Das Bild auf der andern Seite war ein Gastmahl in einer offenen Veranda. Eine
Menge schöngeputzter Herren und Damen saßen da zu Tische. Erlesene
Speisen und edle Weine standen vor ihnen. Sie aßen und lachten mit
einander und warfen Knochen und Brotstücke über die Brüstung.
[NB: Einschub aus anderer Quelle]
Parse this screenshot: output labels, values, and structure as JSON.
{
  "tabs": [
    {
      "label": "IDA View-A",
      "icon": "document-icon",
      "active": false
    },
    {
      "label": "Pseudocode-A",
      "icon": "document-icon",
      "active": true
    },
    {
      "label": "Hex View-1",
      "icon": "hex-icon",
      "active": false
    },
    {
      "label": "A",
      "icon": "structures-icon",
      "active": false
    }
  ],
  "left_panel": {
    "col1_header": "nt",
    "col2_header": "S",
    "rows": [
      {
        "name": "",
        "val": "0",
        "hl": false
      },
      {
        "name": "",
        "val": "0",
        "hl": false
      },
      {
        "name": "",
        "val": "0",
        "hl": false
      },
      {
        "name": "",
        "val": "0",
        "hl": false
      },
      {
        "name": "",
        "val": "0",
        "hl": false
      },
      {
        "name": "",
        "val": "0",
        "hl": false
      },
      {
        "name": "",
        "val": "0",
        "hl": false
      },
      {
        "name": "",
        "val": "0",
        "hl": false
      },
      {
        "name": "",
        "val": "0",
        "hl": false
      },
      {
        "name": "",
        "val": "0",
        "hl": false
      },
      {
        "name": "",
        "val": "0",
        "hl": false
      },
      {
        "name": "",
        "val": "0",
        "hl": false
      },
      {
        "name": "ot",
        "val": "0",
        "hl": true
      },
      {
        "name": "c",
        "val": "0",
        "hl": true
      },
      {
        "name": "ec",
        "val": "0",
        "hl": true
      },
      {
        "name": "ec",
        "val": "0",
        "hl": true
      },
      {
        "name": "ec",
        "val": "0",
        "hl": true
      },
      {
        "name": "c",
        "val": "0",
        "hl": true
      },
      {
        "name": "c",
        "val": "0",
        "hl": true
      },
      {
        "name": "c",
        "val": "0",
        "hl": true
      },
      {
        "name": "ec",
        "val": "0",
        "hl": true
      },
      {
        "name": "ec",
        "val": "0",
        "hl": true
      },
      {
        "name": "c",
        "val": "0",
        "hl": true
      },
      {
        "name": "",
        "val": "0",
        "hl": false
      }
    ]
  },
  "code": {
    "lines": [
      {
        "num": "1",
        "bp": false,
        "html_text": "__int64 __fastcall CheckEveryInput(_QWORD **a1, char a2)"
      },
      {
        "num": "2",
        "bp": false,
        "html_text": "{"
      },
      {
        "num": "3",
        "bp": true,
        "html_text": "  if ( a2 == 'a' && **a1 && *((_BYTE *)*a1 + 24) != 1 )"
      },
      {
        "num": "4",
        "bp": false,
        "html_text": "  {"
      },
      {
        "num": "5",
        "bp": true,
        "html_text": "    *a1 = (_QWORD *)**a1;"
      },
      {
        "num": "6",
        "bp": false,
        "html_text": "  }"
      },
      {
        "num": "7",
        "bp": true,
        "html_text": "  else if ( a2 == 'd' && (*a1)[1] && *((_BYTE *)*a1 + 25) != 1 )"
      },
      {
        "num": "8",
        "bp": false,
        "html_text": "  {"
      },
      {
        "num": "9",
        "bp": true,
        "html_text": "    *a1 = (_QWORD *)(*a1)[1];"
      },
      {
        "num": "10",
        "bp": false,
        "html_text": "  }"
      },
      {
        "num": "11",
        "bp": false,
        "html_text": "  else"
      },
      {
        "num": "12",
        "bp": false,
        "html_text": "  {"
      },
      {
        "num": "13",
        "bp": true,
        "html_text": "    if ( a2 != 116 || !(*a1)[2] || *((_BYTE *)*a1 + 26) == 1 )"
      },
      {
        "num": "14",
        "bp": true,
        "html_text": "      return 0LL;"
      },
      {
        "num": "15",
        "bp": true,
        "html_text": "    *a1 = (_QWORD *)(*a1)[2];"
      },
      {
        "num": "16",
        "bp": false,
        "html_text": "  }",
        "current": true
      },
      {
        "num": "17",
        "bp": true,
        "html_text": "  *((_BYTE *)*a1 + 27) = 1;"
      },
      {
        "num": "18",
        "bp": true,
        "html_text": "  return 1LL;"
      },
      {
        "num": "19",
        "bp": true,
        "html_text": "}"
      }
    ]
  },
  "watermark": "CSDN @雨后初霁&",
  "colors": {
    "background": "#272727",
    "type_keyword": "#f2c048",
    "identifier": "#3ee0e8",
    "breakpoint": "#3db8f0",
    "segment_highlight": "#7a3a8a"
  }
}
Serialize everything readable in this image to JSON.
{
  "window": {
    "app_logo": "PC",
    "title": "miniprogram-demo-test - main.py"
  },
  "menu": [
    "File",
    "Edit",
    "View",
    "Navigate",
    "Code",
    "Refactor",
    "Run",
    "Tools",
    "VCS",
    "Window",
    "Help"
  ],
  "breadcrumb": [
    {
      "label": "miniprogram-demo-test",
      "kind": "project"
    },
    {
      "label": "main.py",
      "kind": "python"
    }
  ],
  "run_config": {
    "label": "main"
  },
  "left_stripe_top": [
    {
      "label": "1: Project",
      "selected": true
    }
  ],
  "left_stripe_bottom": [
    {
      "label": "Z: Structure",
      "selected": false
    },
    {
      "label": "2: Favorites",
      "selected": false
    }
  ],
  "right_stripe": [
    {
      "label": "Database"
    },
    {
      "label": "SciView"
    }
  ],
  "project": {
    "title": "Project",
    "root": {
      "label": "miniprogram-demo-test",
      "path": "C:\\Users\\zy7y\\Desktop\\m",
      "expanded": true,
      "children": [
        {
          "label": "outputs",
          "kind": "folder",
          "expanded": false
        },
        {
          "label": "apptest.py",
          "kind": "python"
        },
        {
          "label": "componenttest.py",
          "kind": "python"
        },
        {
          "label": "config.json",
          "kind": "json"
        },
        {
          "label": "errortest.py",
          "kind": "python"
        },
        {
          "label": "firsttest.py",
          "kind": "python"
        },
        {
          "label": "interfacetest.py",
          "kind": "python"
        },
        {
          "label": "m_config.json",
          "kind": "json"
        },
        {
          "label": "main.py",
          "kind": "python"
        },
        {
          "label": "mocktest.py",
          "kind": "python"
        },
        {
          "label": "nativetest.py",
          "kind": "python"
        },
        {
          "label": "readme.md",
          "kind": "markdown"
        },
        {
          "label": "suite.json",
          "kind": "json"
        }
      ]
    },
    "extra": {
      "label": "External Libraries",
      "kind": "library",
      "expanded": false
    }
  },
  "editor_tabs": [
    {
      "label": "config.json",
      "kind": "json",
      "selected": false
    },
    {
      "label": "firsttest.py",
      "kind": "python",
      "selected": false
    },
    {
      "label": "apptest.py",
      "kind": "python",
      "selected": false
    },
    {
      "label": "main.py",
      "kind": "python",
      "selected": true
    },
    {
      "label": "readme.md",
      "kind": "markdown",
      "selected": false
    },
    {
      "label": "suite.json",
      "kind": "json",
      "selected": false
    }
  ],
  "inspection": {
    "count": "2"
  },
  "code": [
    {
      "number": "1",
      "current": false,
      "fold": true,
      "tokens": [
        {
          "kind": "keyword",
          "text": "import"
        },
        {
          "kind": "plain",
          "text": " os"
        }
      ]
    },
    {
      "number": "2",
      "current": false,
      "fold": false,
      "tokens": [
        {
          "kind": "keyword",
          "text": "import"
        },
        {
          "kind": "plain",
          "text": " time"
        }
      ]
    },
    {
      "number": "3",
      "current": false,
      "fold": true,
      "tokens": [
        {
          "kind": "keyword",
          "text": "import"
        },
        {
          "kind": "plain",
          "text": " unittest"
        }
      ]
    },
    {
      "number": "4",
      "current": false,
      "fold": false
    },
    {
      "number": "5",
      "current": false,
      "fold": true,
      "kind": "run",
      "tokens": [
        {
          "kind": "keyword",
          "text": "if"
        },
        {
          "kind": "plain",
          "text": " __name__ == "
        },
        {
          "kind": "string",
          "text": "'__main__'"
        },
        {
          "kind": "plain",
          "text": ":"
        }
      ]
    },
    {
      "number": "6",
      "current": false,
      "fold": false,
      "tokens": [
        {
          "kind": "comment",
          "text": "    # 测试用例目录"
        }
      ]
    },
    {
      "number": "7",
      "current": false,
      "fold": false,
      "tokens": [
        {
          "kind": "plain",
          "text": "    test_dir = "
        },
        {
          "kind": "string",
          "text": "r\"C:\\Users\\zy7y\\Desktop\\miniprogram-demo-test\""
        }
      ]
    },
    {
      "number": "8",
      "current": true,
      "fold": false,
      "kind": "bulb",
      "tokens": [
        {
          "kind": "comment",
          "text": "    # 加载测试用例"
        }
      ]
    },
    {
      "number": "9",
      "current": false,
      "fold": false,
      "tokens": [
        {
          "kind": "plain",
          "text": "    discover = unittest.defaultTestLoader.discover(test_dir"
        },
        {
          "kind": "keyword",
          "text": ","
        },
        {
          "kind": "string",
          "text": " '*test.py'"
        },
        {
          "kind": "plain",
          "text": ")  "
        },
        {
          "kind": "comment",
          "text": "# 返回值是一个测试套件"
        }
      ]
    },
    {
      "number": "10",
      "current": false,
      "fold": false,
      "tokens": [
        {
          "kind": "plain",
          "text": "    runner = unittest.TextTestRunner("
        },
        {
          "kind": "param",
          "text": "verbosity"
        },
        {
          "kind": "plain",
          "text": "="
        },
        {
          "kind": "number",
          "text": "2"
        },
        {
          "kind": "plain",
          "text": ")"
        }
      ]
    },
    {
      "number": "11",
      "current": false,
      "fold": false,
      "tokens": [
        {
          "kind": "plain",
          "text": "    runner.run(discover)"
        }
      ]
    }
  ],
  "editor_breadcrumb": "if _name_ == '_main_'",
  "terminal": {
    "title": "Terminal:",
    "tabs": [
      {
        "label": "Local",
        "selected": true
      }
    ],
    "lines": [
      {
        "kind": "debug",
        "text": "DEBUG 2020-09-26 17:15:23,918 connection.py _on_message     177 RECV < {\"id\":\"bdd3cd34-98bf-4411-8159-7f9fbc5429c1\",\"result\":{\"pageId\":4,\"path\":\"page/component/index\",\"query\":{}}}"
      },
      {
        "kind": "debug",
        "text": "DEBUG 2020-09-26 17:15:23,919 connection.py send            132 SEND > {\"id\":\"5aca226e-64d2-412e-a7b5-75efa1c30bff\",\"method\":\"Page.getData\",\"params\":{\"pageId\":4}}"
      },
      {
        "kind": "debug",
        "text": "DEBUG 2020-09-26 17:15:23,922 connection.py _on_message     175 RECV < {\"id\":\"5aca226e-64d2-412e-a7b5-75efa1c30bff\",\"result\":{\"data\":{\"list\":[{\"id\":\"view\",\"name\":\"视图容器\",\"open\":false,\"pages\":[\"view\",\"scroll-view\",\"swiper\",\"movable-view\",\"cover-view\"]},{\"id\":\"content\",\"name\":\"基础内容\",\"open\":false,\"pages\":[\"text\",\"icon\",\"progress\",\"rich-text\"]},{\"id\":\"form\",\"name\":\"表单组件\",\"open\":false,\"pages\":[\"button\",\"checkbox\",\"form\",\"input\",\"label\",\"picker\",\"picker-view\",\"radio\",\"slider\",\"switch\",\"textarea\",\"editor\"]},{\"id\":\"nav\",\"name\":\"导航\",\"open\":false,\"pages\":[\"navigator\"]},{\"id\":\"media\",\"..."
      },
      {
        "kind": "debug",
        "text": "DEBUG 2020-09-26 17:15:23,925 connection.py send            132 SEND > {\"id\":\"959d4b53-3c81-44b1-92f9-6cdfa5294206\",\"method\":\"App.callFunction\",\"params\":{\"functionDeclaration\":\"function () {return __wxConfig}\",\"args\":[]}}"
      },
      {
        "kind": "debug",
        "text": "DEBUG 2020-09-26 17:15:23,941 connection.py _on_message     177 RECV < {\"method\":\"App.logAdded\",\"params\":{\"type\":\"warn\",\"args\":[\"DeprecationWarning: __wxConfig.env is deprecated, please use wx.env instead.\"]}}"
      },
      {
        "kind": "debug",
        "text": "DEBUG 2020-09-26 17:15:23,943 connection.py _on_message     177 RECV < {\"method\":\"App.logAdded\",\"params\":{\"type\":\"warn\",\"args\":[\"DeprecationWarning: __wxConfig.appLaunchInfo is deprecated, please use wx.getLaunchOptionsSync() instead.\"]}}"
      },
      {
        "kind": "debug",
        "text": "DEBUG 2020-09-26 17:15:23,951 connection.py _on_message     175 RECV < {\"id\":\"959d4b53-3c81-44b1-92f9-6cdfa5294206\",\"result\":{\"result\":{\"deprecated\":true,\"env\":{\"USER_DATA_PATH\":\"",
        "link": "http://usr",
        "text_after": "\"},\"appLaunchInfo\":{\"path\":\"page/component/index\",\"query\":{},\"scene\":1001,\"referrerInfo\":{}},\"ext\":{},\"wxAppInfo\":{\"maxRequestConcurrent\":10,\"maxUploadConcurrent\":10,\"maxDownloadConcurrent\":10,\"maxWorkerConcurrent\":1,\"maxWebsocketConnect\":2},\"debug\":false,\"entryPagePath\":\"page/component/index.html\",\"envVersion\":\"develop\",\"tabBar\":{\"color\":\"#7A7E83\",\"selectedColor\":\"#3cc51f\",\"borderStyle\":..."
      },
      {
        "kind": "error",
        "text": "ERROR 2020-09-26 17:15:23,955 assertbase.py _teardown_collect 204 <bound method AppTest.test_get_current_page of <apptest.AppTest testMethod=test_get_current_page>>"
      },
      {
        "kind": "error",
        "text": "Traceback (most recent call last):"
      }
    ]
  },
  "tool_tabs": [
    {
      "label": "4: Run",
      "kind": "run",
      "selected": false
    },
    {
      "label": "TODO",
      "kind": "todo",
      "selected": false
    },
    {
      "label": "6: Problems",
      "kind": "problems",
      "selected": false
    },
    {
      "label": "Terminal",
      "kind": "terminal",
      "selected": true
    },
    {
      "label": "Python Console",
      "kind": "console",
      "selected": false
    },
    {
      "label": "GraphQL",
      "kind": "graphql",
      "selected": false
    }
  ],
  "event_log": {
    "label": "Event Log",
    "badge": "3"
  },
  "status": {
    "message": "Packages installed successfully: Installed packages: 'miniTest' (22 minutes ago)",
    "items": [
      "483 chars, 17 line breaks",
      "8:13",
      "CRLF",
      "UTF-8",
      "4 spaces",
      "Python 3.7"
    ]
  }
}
Draußen standen viele arme Leute und fingen die Broken auf; einige mit
Hass in den Augen, andere mit tiefer Verbeugung. Daneben standen etliche, die
sahen traurig oder ingrimmig zu, und einer ballte die Faust nach dem Tisch mit
den Speisen.
Diese beiden Bilder zogen die Menschen immer wieder machtvoll an, aber der
Weise aus dem Morgenland sah kopfschüttelnd zu; die Halle war schon seit
Jahren fertig, und noch kein Pilger hatte den Stern der Decke gläubig
angesehen.
Da kam eines Tages ein Findelkind der Armut in das Gewölbe. Heimatlos und
elternlos war der Knabe ausgezogen, aber Augen waren voll Sonne und sein Herz
voll Güte. Er sang in den blauen Himmel hinein, und sein trocknes Brot
mundete ihm wie köstliches Manna. Ehrfurchtsvoll trat er in das hohe Tor,
ließ seine staunenden Blicke langsam durch das Gewölbe gleiten und
sah entzückt auf zur Kuppel. Da war ihm, als ob das ganze Bauwerk fern
oben in der Mitte zusammenfloss, und als ob sich goldne Ströme in langen
Bahnen aus dem leuchtenden Sterne in die Halle zurückergössen. Immer
wieder sah er hinab - hinauf - seine Augen wurden weit vor staunender
Erkenntnis, und wie zum Gebet schlossen sich seine Hände.
Da erfüllte sich das Wunder, das den Sterne innewohnte: Er fing an sich zu
drehen und dem Knaben sein verborgenes Farbenspiel zu zeigen. Weich und
glühend dehnten sich seine bunten Kreise durch das Gewölbe; und was
sie berührten, wurde von eigenem Leben erfüllt oder kristallen
durchsichtig und offenbarte dem Beschauer sein innerstes Wirken. Da faltete der
einsame Knabe gläubig die Hände und betete: "Gelobt sei
Allah!"
Wie ein Träumender ging er zuerst durch das Gewimmel der anderen Pilger;
sie wichen scheu vor ihm, er aber merkte es nicht.
Bald jedoch erfüllte sich die Verheißung des Weisen an ihm; es war,
als ob ein geheimes Licht in Menschen und Dinge hineinleuchtete. So sah er
vieles, was den andern verborgen war, und was er selbst nie vorher gesehen
hatte. Auch die Bilder in der Halle sah er mit neuen Augen. Auf dem Bilde mit
den geköpften Soldaten erblickte er hinter allen Greueln den
Friedensengel; und auf dem Bilde der Reichen und Armen sah er den Geist der
Gerechtigkeit, der eben das Schwert aus der Scheide zog. Fern aber zwischen
beiden Bildern, tat sich ihm die Wand auf, und er sah ein neues Land in der
Dämmerung liegen, wo stolze, gesunde Menschen ihrem Tagewerk und ihrer
Muße nachgingen.
Und er sah das Lebendige und das Tote, und erkannte, dass ein Weizenkorn mehr
sei als ein Goldkorn.
Und sah den Krieg und die Bitternis, und wusste, dass der Frieden ihr letztes
Kind sein würde.
Und er sah, dass der Tod nur ruhendes Leben und das Endliche nur ein Widerspiel
des Unendlichen ist.
Und er wuchs und tat seinen Mund auf und sagte den Pilgern, was er sah. Und es
ging ein Leuchten von ihm aus, so dass sie ihm glaubten und ihm anhingen.
Er hatte den Stern in der Mitte gläubig angesehen.